Texto: Márcio Madeira
Fotos: Lúcio Cesar Pereira
A menos de um quilômetro da agitação dos carros em torno da Faculdade de Filosofia Santa Dorotéia e do Colégio Nossa Senhora das Dores, um tatu atravessa tranquilamente uma estreita estrada de asfalto. Um pouco mais acima, no caminho para o Seminário Diocesano, galinhas e cavalos circulam soltos, postes de iluminação estão instalados no meio da pista, entre casas antigas com banheiros localizados no quintal. Definitivamente, nenhum dos limites do centro de Nova Friburgo é tão brusco e bem definido quanto o caminho que leva ao Tingly.
Tudo começa, ou termina, na bifurcação entre a Rua Adolfo Lautz e a Estrada do Tingly. É ali, naquele ponto, que o som da cidade parece encontrar uma barreira invisível e a agitação subitamente fica para trás. Não existem casas, nesse ponto. Entre a água que corre de um lado, e o barranco acentuado de outro, os únicos sinais de que existe sim um bairro à frente estão nas pichações, nos entulhos de obras abandonados em local irregular, nos carros que esporadicamente passam em alta velocidade, e na espuma que de vez em quando polui a beleza do córrego.
.jpg)
Bifurcação entre a Rua Adolfo Lautz e a Estrada do Tingly. Onde o Centro termina e o bairro começa
.jpg)
O mato tomou conta da Rua Rio Tocantins. Bueiros da via também estão entupidos
Ainda nem chegamos ao Tingly, e já nos deparamos com as duas principais características do bairro, presentes em todas as declarações de moradores: sossego — e abandono. O primeiro nota-se pelo canto dos pássaros, o barulho da água e do vento. O segundo pelas calçadas sem capina, pelos bueiros entupidos, pelos buracos no asfalto.

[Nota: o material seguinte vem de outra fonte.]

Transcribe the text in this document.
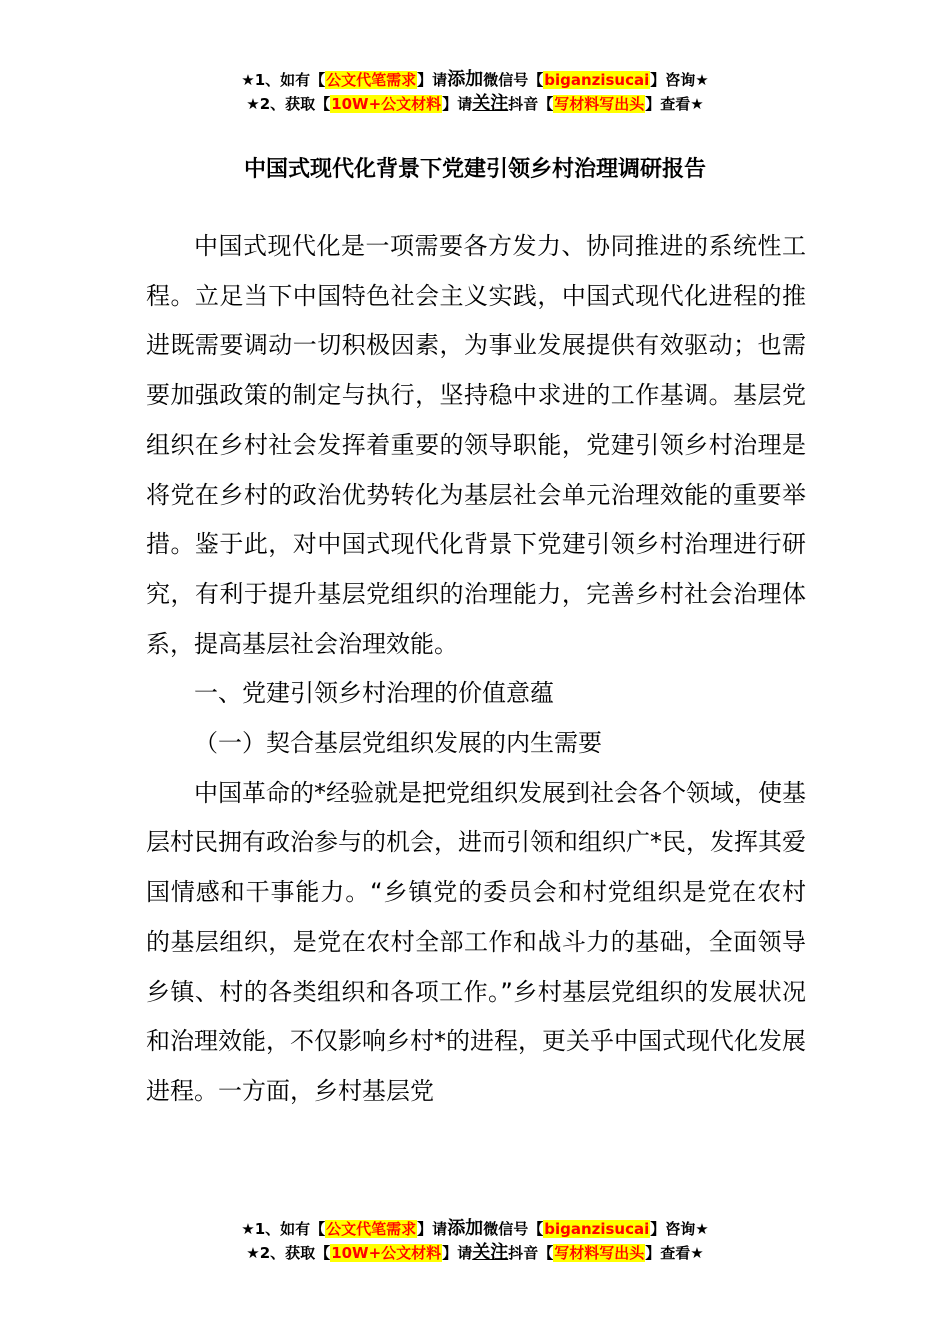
★1、如有【公文代笔需求】请添加微信号【biganzisucai】咨询★
★2、获取【10W+公文材料】请关注抖音【写材料写出头】查看★
中国式现代化背景下党建引领乡村治理调研报告

中国式现代化是一项需要各方发力、协同推进的系统性工程。立足当下中国特色社会主义实践，中国式现代化进程的推进既需要调动一切积极因素，为事业发展提供有效驱动；也需要加强政策的制定与执行，坚持稳中求进的工作基调。基层党组织在乡村社会发挥着重要的领导职能，党建引领乡村治理是将党在乡村的政治优势转化为基层社会单元治理效能的重要举措。鉴于此，对中国式现代化背景下党建引领乡村治理进行研究，有利于提升基层党组织的治理能力，完善乡村社会治理体系，提高基层社会治理效能。

一、党建引领乡村治理的价值意蕴

（一）契合基层党组织发展的内生需要

中国革命的*经验就是把党组织发展到社会各个领域，使基层村民拥有政治参与的机会，进而引领和组织广*民，发挥其爱国情感和干事能力。“乡镇党的委员会和村党组织是党在农村的基层组织，是党在农村全部工作和战斗力的基础，全面领导乡镇、村的各类组织和各项工作。”乡村基层党组织的发展状况和治理效能，不仅影响乡村*的进程，更关乎中国式现代化发展进程。一方面，乡村基层党

★1、如有【公文代笔需求】请添加微信号【biganzisucai】咨询★
★2、获取【10W+公文材料】请关注抖音【写材料写出头】查看★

Os moradores não estão satisfeitos. Pela primeira vez em muito tempo, uma reportagem de bairro não conseguiu um único residente que aceitasse dar sua opinião sendo identificado e fotografado. "Ah, se eu disser o que penso vai dar problema”; "Aqui é um bairro pequeno, todo mundo se conhece, prefiro não me identificar não”, foram suas justificativas. Posições típicas de quem tem reclamações a fazer. E fizeram, de fato.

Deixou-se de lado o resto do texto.